5. Is writing your primary outlet for creativity or do you have others you'd like to share?

6. What's one very annoying thing about being an author?

7. What's the most appealing thing about a writing career that keeps you going back for more, time and again?

8. What's the biggest "outpouring" of writing you can remember--marathon writing sessions, etc--and how did you recover from your hyperproductivity? (Note: if you are always hyperproductive, skip this question, because I hate you.)

9. What was the most marked creative or writer's block you can remember having, and how you did you recover from your brain drought?

10. What do your family and friends think about your writing career?

11. Let's say you were going to be devoid of a computer, the internet or any type of word processor for a year, but you would have an ample supply of pens, pencils and paper. Would you keep writing?

12. If you would keep writing, what if you were also going to be devoid of research materials for that year? How would you write around that?

13. Let's say you wouldn't even have paper and... Ok, let's not say that. This is an interview, not a nightmare counselling session. Speaking of which, in your current WIP, what do you think your protagonists would have nightmares about and why?

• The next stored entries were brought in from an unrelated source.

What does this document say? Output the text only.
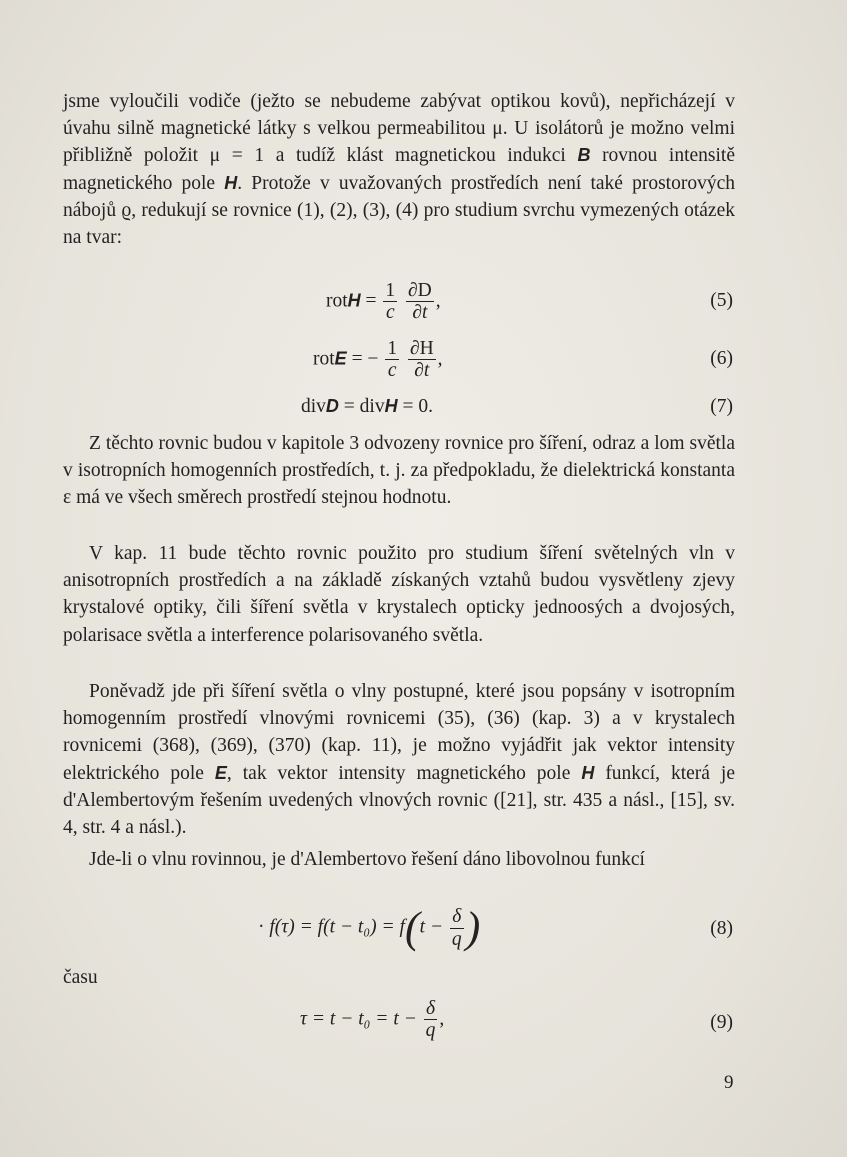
jsme vyloučili vodiče (ježto se nebudeme zabývat optikou kovů), nepřicházejí v úvahu silně magnetické látky s velkou permeabilitou μ. U isolátorů je možno velmi přibližně položit μ = 1 a tudíž klást magnetickou indukci B rovnou intensitě magnetického pole H. Protože v uvažovaných prostředích není také prostorových nábojů ϱ, redukují se rovnice (1), (2), (3), (4) pro studium svrchu vymezených otázek na tvar:

rotH = $\frac{1}{c}$
$\frac{\partial D}{\partial t}$ ,	(5)
rotE = − $\frac{1}{c}$
$\frac{\partial H}{\partial t}$ ,	(6)
divD = divH = 0.	(7)

Z těchto rovnic budou v kapitole 3 odvozeny rovnice pro šíření, odraz a lom světla v isotropních homogenních prostředích, t. j. za předpokladu, že dielektrická konstanta ε má ve všech směrech prostředí stejnou hodnotu.

V kap. 11 bude těchto rovnic použito pro studium šíření světelných vln v anisotropních prostředích a na základě získaných vztahů budou vysvětleny zjevy krystalové optiky, čili šíření světla v krystalech opticky jednoosých a dvojosých, polarisace světla a interference polarisovaného světla.

Poněvadž jde při šíření světla o vlny postupné, které jsou popsány v isotropním homogenním prostředí vlnovými rovnicemi (35), (36) (kap. 3) a v krystalech rovnicemi (368), (369), (370) (kap. 11), je možno vyjádřit jak vektor intensity elektrického pole E, tak vektor intensity magnetického pole H funkcí, která je d'Alembertovým řešením uvedených vlnových rovnic ([21], str. 435 a násl., [15], sv. 4, str. 4 a násl.).

Jde-li o vlnu rovinnou, je d'Alembertovo řešení dáno libovolnou funkcí

· $f(\tau) = f(t - t_0) = f(t - \frac{\delta}{q}$ )	(8)

času

$\tau = t - t_0 = t - \frac{\delta}{q}$ ,	(9)
9
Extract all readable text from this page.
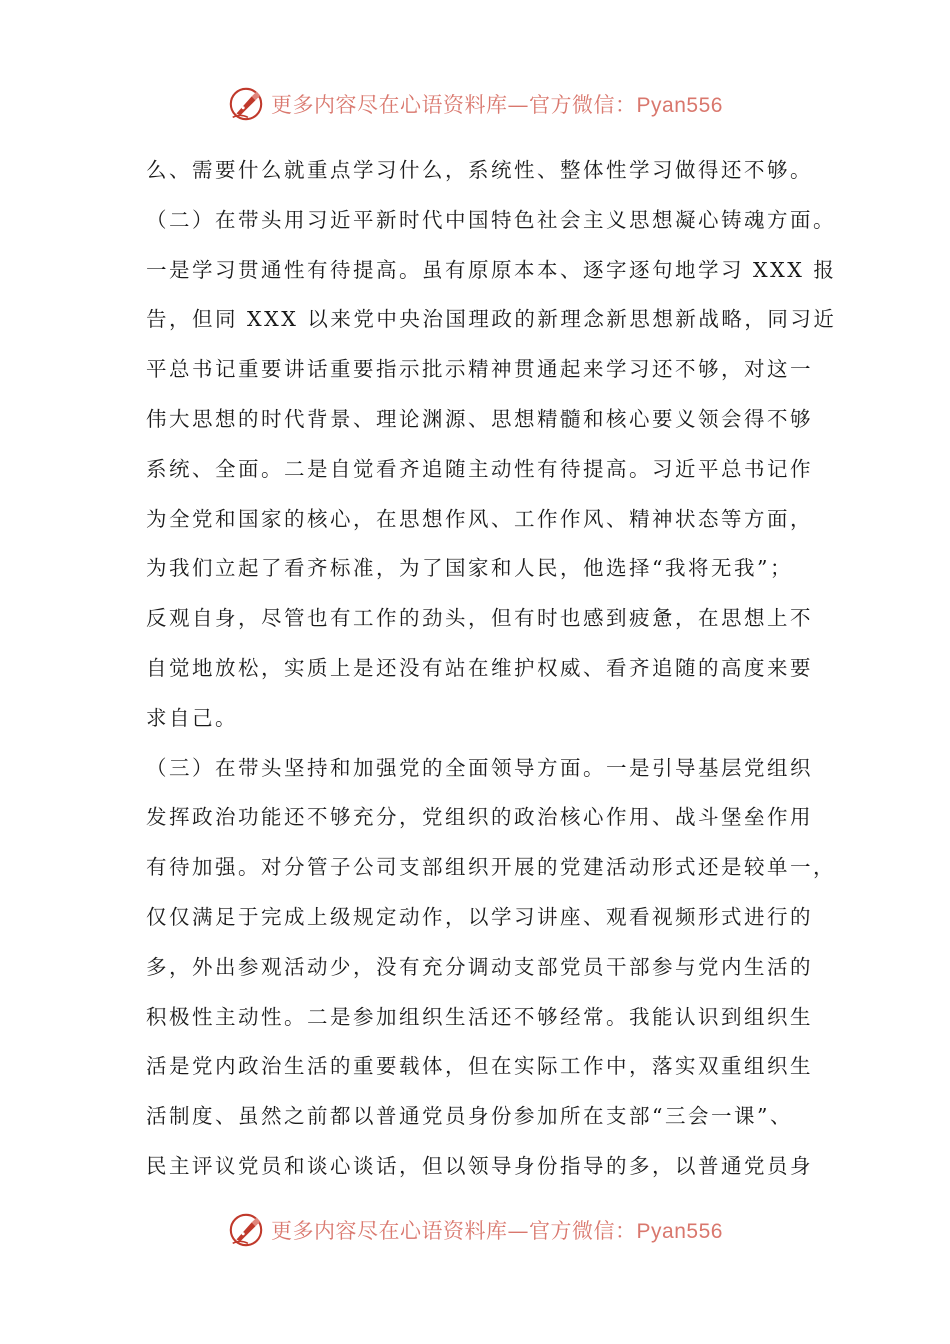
更多内容尽在心语资料库—官方微信：Pyan556
么、需要什么就重点学习什么，系统性、整体性学习做得还不够。
（二）在带头用习近平新时代中国特色社会主义思想凝心铸魂方面。
一是学习贯通性有待提高。虽有原原本本、逐字逐句地学习 XXX 报
告，但同 XXX 以来党中央治国理政的新理念新思想新战略，同习近
平总书记重要讲话重要指示批示精神贯通起来学习还不够，对这一
伟大思想的时代背景、理论渊源、思想精髓和核心要义领会得不够
系统、全面。二是自觉看齐追随主动性有待提高。习近平总书记作
为全党和国家的核心，在思想作风、工作作风、精神状态等方面，
为我们立起了看齐标准，为了国家和人民，他选择“我将无我”；
反观自身，尽管也有工作的劲头，但有时也感到疲惫，在思想上不
自觉地放松，实质上是还没有站在维护权威、看齐追随的高度来要
求自己。
（三）在带头坚持和加强党的全面领导方面。一是引导基层党组织
发挥政治功能还不够充分，党组织的政治核心作用、战斗堡垒作用
有待加强。对分管子公司支部组织开展的党建活动形式还是较单一，
仅仅满足于完成上级规定动作，以学习讲座、观看视频形式进行的
多，外出参观活动少，没有充分调动支部党员干部参与党内生活的
积极性主动性。二是参加组织生活还不够经常。我能认识到组织生
活是党内政治生活的重要载体，但在实际工作中，落实双重组织生
活制度、虽然之前都以普通党员身份参加所在支部“三会一课”、
民主评议党员和谈心谈话，但以领导身份指导的多，以普通党员身
更多内容尽在心语资料库—官方微信：Pyan556
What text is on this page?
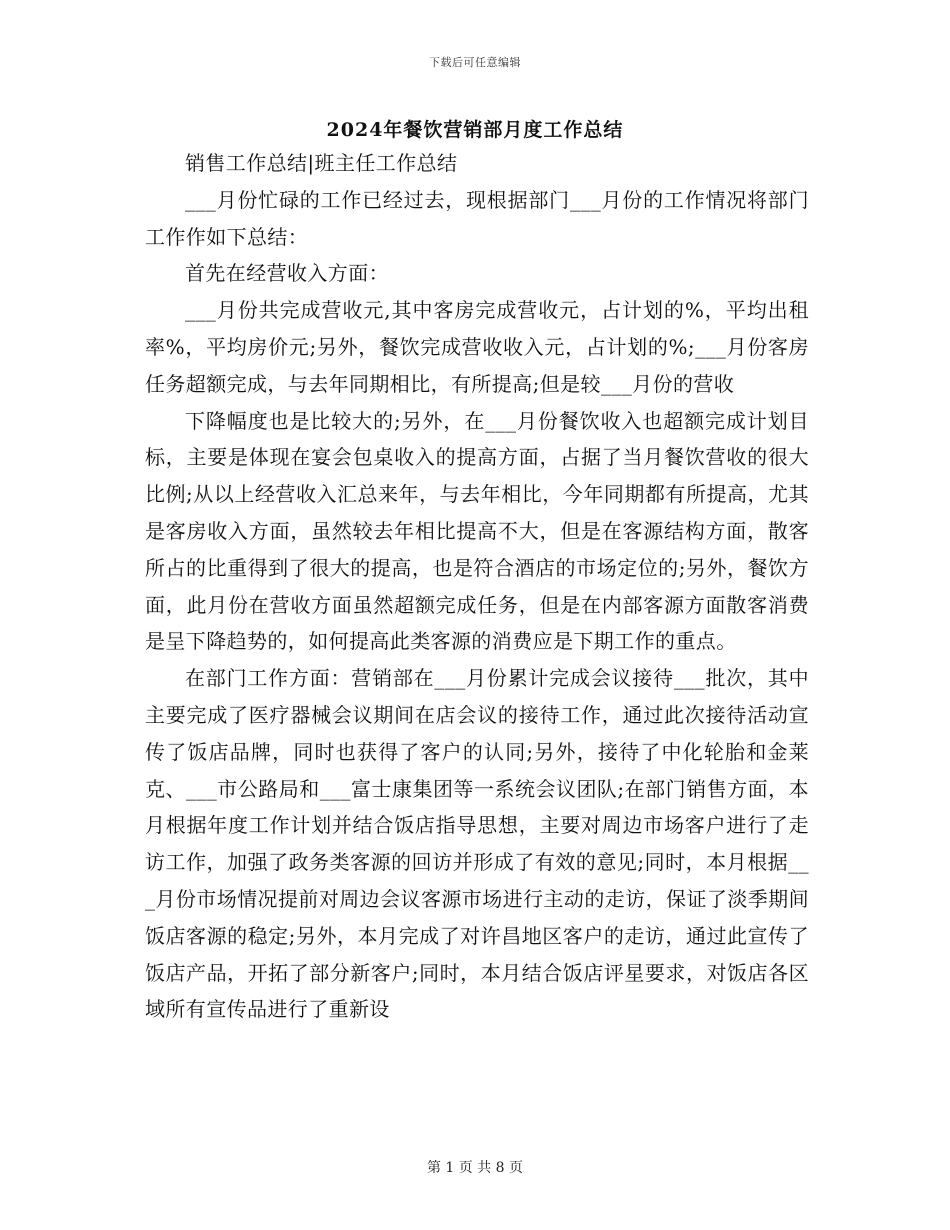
下载后可任意编辑
2024年餐饮营销部月度工作总结

销售工作总结|班主任工作总结

___月份忙碌的工作已经过去，现根据部门___月份的工作情况将部门工作作如下总结：

首先在经营收入方面：

___月份共完成营收元,其中客房完成营收元，占计划的%，平均出租率%，平均房价元;另外，餐饮完成营收收入元，占计划的%;___月份客房任务超额完成，与去年同期相比，有所提高;但是较___月份的营收

下降幅度也是比较大的;另外，在___月份餐饮收入也超额完成计划目标，主要是体现在宴会包桌收入的提高方面，占据了当月餐饮营收的很大比例;从以上经营收入汇总来年，与去年相比，今年同期都有所提高，尤其是客房收入方面，虽然较去年相比提高不大，但是在客源结构方面，散客所占的比重得到了很大的提高，也是符合酒店的市场定位的;另外，餐饮方面，此月份在营收方面虽然超额完成任务，但是在内部客源方面散客消费是呈下降趋势的，如何提高此类客源的消费应是下期工作的重点。

在部门工作方面：营销部在___月份累计完成会议接待___批次，其中主要完成了医疗器械会议期间在店会议的接待工作，通过此次接待活动宣传了饭店品牌，同时也获得了客户的认同;另外，接待了中化轮胎和金莱克、___市公路局和___富士康集团等一系统会议团队;在部门销售方面，本月根据年度工作计划并结合饭店指导思想，主要对周边市场客户进行了走访工作，加强了政务类客源的回访并形成了有效的意见;同时，本月根据___月份市场情况提前对周边会议客源市场进行主动的走访，保证了淡季期间饭店客源的稳定;另外，本月完成了对许昌地区客户的走访，通过此宣传了饭店产品，开拓了部分新客户;同时，本月结合饭店评星要求，对饭店各区域所有宣传品进行了重新设

第 1 页 共 8 页
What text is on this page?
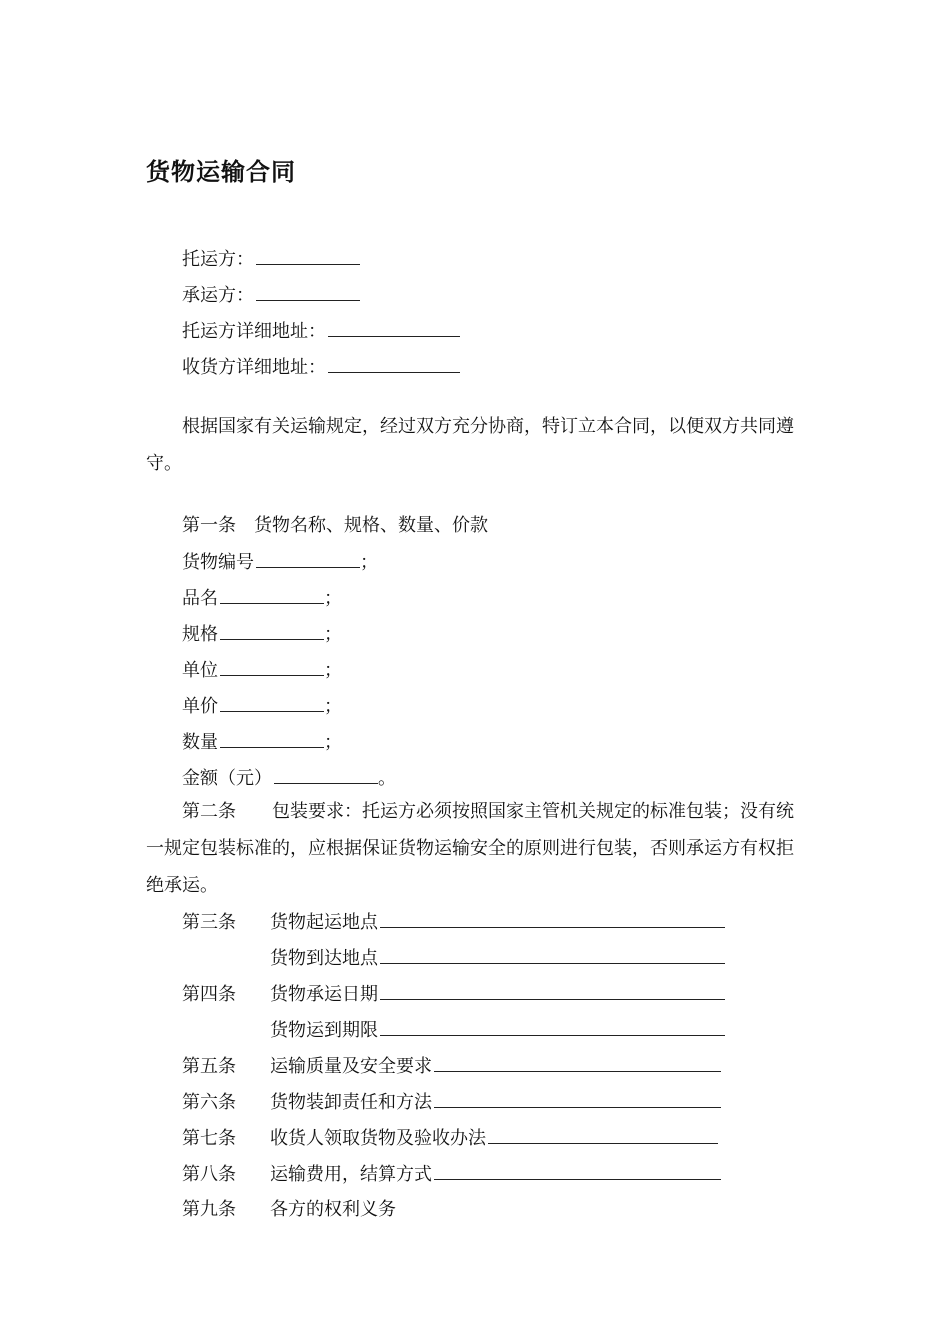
货物运输合同
托运方：
承运方：
托运方详细地址：
收货方详细地址：
根据国家有关运输规定，经过双方充分协商，特订立本合同，以便双方共同遵守。
第一条　货物名称、规格、数量、价款
货物编号	；
品名	；
规格	；
单位	；
单价	；
数量	；
金额（元）	。
第二条　　包装要求：托运方必须按照国家主管机关规定的标准包装；没有统一规定包装标准的，应根据保证货物运输安全的原则进行包装，否则承运方有权拒绝承运。
第三条 货物起运地点
货物到达地点
第四条 货物承运日期
货物运到期限
第五条 运输质量及安全要求
第六条 货物装卸责任和方法
第七条 收货人领取货物及验收办法
第八条 运输费用，结算方式
第九条 各方的权利义务
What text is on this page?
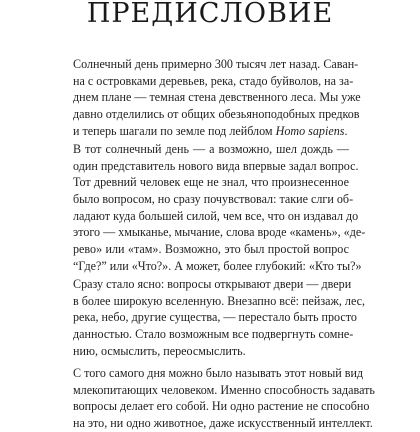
ПРЕДИСЛОВИЕ
Солнечный день примерно 300 тысяч лет назад. Саван-
на с островками деревьев, река, стадо буйволов, на за-
днем плане — темная стена девственного леса. Мы уже
давно отделились от общих обезьяноподобных предков
и теперь шагали по земле под лейблом Homo sapiens.
В тот солнечный день — а возможно, шел дождь —
один представитель нового вида впервые задал вопрос.
Тот древний человек еще не знал, что произнесенное
было вопросом, но сразу почувствовал: такие слги об-
ладают куда большей силой, чем все, что он издавал до
этого — хмыканье, мычание, слова вроде «камень», «де-
рево» или «там». Возможно, это был простой вопрос
“Где?” или «Что?». А может, более глубокий: «Кто ты?»
Сразу стало ясно: вопросы открывают двери — двери
в более широкую вселенную. Внезапно всё: пейзаж, лес,
река, небо, другие существа, — перестало быть просто
данностью. Стало возможным все подвергнуть сомне-
нию, осмыслить, переосмыслить.
С того самого дня можно было называть этот новый вид
млекопитающих человеком. Именно способность задавать
вопросы делает его собой. Ни одно растение не способно
на это, ни одно животное, даже искусственный интеллект.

14. What might your protagonists seek counselling about and why?

15. What author would you like to interview, and what would you ask him or her?

16. What's the strangest thing that has inspired a story idea in you? (The story doesn't have to be published yet...it can be still a story germ.)

17. What's the best or most interesting research you've ever done for your fiction?

18. Where's the most remote-from-you location you've set a story and what did you do to research that?

19. What television programs or movies would you say bear the most resemblance to the type of books you write?

20. What's one of your least favorite parts of writing a new story?

21. What's one of your most favorite parts of revising an existing story?

22. Of all the fictional worlds you've created, where would you most want to visit and why?

23a. Of all the fictional protagonists you've created, who would you most want to go on vacation with and why? 23b. What about if you had a lot of work to do around the house? 23c. And what about if you were flunking the maths?

24. What is your ideal writing environment?

25. What less than ideal writing environment do you have to settle for?

26. How many fistfights have you put in your stories?

27. How many stories have you written in which the world was saved?

28. And what's your current in-story body count?

29. If you were going to write a story set in your hometown, how would you cleverly disguise the people you know so nobody would sue you? Or maybe you shouldn't tell us that part...

30. If you were going to write or already have written "your" version of a fairy tale, what fairy tale would you choose and how would you juggle things around?

31. Weather extremes: where have they shown up in your books and how have you relied on your own experience to share them?

32. How have you used something from your childhood memories to bring something in one of your novels alive?

33. How many times have you managed to work cats into your novels? What about gnomes?


34. Let's say your next book is going to be entirely from the point of view of the protagonists' cat. How do you think your authorial "voice" might change?

35. Would you need more or less money up front if the book was going to be from the point of view of the dog? I mean, it would be a lot shorter that way, with much smaller words, and the butt-sniffing would inject some base humor, but still. There's a higher chance a book by or about a dog would be a literary let-down, so it would be a risk for your reputation. Thoughts?

36. What's on your TBR shelf?

37. What's for dinner?

38. Do you like any household chores at all? Which one do you most revile?

39. Do you like my hat?

40. What kind of hat are you wearing?

41. What kind of tool are you? (I am probably a monkey wrench. For obvious reasons.)

42. What's the meaning of life?

Come on...let's see if we can get all 42 q's answered! By someone other than me.